RequestNormalizer is the shape of a (pure) function that rewrites a request into some normalized form.

normalizeRequest :: NormalizeRequestOptions ty -> Request ty -> Request ty Source #

normalizeRequest opts req is the entry point to use to normalize your request prior to transmission (or other use.) Normalization is controlled via the NormalizeRequestOptions record.

getAuth :: MonadFail m => Request ty -> m URIAuthority Source #

getAuth req fishes out the authority portion of the URL in a request's Host header.

normalizeRequestURI :: Bool -> String -> Request ty -> Request ty Source #

Deprecated: Please use Network.HTTP.Base.normalizeRequest instead

normalizeHostHeader :: Request ty -> Request ty Source #

Deprecated: Please use Network.HTTP.Base.normalizeRequest instead

linearTransfer :: (Int -> IO (Result a)) -> Int -> IO (Result ([Header], a)) Source #

Used when we know exactly how many bytes to expect.

hopefulTransfer :: BufferOp a -> IO (Result a) -> [a] -> IO (Result ([Header], a)) Source #

Used when nothing about data is known, Unfortunately waiting for a socket closure causes bad behaviour. Here we just take data once and give up the rest.

chunkedTransfer :: BufferOp a -> IO (Result a) -> (Int -> IO (Result a)) -> IO (Result ([Header], a)) Source #

A necessary feature of HTTP/1.1 Also the only transfer variety likely to return any footers.

uglyDeathTransfer :: String -> IO (Result ([Header], a)) Source #

Maybe in the future we will have a sensible thing to do here, at that time we might want to change the name.

readTillEmpty1 :: BufferOp a -> IO (Result a) -> IO (Result [a]) Source #

Remove leading crlfs then call readTillEmpty2 (not required by RFC)

readTillEmpty2 :: BufferOp a -> IO (Result a) -> [a] -> IO (Result [a]) Source #

Read lines until an empty line (CRLF), also accepts a connection close as end of input, which is not an HTTP/1.1 compliant thing to do - so probably indicates an error condition.

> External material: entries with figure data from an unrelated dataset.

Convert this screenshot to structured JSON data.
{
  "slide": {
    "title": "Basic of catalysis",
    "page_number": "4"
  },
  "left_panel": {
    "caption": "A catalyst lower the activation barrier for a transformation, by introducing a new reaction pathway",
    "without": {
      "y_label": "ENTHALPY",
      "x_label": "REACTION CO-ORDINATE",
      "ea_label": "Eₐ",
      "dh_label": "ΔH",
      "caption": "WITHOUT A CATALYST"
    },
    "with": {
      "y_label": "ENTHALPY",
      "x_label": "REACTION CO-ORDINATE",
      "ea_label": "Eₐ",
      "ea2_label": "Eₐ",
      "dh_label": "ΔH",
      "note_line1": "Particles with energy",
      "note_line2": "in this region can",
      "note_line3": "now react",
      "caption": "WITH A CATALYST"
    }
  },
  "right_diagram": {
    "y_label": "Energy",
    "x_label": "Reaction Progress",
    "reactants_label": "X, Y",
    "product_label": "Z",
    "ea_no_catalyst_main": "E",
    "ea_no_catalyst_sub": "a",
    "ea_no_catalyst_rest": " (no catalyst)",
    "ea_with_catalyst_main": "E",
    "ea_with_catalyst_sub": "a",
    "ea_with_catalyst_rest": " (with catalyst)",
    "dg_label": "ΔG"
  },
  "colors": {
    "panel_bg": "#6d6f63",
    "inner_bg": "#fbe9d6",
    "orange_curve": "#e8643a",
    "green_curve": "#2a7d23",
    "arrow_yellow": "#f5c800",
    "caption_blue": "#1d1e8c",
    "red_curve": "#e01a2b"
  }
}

mkRequest :: BufferType ty => RequestMethod -> URI -> Request ty Source #

'mkRequest method uri' constructs a well formed request for the given HTTP method and URI. It does not normalize the URI for the request _nor_ add the required Host: header. That is done either explicitly by the user or when requests are normalized prior to transmission.

defaultUserAgent :: String Source #

A default user agent string. The string is "haskell-HTTP/$version" where $version is the version of this HTTP package.

httpPackageVersion :: String Source #

The version of this HTTP package as a string, e.g. "4000.1.2". This may be useful to include in a user agent string so that you can determine from server logs what version of this package HTTP clients are using. This can be useful for tracking down HTTP compatibility quirks.

libUA :: String Source #

Deprecated: Use defaultUserAgent instead (but note the user agent name change)

Deprecated. Use defaultUserAgent

catchIO :: IO a -> (IOException -> IO a) -> IO a Source #

catchIO a h handles IO action exceptions throughout codebase; version-specific tweaks better go here.

catchIO_ :: IO a -> IO a -> IO a Source #

getRequestVersion :: Request a -> Maybe String Source #

getRequestVersion req returns the HTTP protocol version of the request req. If Nothing, the default httpVersion can be assumed.

getResponseVersion :: Response a -> Maybe String Source #

getResponseVersion rsp returns the HTTP protocol version of the response rsp. If Nothing, the default httpVersion can be assumed.

setRequestVersion :: String -> Request a -> Request a Source #

setRequestVersion v req returns a new request, identical to req, but with its HTTP version set to v.

setResponseVersion :: String -> Response a -> Response a Source #

setResponseVersion v rsp returns a new response, identical to rsp, but with its HTTP version set to v.